Choosing Your Brand: What’s in a Name?

Have you ever heard of American Family Life Assurance Company?  Admittedly, it’s a pretty lousy name from a branding point of view – it’s boring, institutional and cold.  Equally unimpressive in the world of trademarks as well.

We normally think of trademarks on a spectrum, from least likely to obtain registration (i.e., least distinctive) to most likely (inherently distinctive).  It goes something like this:

Generic – common names for products, virtually unprotectable from a registration standpoint.  Think “Bread” for bread.  No, really.  It’s that bad.

Descriptive – established meaning used to describe goods and services within that meaning, no imagination required to know what they mean, not protectable.  Think “Fast Car” for the new Ferrari.

Suggestive – crossing over into distinctive, require imagination to connect to goods or services.  Think “Greyhound”.

Arbitrary – think “Apple” for computers – no relation to the product/goods and services

Fanciful – invented or coined as a mark, never existed before.  Think “XEROX”
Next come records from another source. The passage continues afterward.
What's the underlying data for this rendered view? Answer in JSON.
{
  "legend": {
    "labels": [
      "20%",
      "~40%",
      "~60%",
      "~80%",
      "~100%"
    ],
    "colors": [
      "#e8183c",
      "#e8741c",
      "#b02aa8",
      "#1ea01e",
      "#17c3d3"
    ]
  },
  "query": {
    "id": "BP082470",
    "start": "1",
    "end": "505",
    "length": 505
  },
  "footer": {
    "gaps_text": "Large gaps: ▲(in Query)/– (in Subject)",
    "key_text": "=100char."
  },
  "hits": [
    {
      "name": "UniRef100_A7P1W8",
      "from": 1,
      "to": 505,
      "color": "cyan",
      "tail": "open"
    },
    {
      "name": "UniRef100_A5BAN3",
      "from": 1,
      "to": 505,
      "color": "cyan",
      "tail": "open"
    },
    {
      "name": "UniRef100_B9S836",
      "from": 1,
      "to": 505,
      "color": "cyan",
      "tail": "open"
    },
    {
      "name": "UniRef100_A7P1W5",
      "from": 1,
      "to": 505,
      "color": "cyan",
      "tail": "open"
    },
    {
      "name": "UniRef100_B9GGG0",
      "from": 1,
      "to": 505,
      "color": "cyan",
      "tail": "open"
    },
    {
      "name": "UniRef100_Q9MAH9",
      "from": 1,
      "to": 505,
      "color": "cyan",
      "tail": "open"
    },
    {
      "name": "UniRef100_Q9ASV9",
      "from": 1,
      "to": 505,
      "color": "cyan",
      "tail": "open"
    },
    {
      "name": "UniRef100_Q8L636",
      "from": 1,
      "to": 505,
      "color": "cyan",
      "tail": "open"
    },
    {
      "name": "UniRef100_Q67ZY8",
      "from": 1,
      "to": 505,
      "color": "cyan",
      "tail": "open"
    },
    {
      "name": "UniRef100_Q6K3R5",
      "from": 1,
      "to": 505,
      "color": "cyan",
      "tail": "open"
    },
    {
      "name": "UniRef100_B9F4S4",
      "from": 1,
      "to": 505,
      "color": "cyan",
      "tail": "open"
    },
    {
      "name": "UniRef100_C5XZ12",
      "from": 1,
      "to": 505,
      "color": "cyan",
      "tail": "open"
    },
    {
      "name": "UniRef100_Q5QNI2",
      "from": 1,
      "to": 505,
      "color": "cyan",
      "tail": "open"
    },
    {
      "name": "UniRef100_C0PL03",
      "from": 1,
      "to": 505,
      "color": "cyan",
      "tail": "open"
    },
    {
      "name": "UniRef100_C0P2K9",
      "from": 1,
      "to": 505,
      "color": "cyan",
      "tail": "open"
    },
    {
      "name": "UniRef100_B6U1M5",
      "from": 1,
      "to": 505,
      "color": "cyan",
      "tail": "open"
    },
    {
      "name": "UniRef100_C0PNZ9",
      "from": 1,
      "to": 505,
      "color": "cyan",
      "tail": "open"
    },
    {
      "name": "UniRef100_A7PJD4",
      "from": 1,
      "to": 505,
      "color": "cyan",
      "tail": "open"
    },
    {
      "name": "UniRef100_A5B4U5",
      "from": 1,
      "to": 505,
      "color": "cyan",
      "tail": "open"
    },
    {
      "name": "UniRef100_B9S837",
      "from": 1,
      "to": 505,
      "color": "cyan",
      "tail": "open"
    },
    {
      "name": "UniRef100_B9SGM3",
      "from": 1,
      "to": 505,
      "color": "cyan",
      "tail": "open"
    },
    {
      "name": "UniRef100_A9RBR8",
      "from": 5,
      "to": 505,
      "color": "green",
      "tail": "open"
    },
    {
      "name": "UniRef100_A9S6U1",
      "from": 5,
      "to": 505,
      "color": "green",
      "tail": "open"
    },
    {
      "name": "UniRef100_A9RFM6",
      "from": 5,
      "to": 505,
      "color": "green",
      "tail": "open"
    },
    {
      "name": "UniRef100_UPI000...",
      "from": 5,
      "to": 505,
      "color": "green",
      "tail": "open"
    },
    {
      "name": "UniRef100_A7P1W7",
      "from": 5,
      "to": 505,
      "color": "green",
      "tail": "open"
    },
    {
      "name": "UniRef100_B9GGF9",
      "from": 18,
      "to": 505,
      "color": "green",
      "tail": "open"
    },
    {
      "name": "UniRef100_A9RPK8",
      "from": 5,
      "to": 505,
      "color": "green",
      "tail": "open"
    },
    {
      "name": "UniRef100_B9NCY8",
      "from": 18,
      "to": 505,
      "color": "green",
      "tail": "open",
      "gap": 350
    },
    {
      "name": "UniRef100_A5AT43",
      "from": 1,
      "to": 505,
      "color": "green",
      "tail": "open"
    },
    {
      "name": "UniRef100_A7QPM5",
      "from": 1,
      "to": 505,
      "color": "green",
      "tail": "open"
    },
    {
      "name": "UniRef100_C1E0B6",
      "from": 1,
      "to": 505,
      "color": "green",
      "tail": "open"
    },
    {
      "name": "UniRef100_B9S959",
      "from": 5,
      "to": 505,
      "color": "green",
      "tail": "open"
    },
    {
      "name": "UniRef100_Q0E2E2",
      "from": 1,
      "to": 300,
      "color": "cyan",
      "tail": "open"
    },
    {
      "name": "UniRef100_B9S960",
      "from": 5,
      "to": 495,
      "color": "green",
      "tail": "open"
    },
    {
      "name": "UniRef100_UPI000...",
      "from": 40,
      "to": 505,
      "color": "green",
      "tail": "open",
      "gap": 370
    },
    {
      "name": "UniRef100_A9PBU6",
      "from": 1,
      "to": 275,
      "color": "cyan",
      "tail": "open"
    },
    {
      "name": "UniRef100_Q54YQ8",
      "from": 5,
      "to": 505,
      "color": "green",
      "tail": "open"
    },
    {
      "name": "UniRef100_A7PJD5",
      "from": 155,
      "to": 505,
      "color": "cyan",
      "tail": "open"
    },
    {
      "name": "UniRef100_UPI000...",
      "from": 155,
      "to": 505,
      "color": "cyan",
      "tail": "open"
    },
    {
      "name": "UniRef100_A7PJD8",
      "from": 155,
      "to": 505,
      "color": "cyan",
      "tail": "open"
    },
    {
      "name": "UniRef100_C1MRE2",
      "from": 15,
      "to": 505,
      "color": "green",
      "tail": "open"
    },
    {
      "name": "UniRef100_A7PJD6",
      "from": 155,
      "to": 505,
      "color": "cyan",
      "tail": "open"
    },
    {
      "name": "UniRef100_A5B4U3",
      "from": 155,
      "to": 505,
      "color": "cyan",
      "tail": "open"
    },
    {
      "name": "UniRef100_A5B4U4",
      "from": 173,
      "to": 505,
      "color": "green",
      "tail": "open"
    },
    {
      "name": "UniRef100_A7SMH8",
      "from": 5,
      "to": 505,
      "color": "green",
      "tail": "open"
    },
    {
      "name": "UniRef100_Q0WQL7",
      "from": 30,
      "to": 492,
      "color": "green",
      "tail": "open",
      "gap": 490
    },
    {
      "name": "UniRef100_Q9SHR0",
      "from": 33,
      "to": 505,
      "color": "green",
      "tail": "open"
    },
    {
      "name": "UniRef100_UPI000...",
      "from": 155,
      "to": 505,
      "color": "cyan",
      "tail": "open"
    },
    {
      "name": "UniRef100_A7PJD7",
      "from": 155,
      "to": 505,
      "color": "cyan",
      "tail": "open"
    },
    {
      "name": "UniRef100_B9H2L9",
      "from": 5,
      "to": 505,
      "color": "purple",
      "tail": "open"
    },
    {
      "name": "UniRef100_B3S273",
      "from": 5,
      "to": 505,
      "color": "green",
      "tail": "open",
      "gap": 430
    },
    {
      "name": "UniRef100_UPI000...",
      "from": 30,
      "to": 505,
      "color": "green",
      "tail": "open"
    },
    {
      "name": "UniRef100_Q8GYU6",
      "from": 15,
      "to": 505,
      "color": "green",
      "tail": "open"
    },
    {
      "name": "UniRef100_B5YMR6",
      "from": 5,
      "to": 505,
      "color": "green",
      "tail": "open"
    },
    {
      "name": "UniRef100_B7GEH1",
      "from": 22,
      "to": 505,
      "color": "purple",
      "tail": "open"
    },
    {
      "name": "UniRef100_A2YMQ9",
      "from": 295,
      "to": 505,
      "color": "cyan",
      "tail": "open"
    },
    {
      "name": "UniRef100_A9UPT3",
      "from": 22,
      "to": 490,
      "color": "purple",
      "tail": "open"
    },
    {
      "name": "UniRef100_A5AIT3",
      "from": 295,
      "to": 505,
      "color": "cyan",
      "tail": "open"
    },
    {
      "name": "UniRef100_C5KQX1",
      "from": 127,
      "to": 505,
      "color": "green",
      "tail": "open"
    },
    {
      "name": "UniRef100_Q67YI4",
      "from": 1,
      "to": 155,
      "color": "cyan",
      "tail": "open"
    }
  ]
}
What we often encounter is emotional attachment to marks and branding at early stages of development, without thinking it all the way through.  By not thinking it through, I mean not consulting a professional to do some diligence before all the inertia is thrown at a new product, service, or brand.  Establishing a mark means layers of evaluation – where does it fit on the spectrum?  Who else is in the market?  How far do we need to look?  Obtaining federal trademark registration is a big deal and it carries with it a host of big remedies and powers.  Registration alone doesn’t mean you have a great mark, nor that it enjoys its own real space in the market and can be enforced with conviction.  Take the time to investigate the marketplace before you launch, brand, market, or even circulate a business plan.   Find a qualified professional to help you navigate the maze.

American Family Life Assurance Company rebranded as……yes, AFLAC.  AFLAC gave birth to the duck that we all know.  Quite a difference.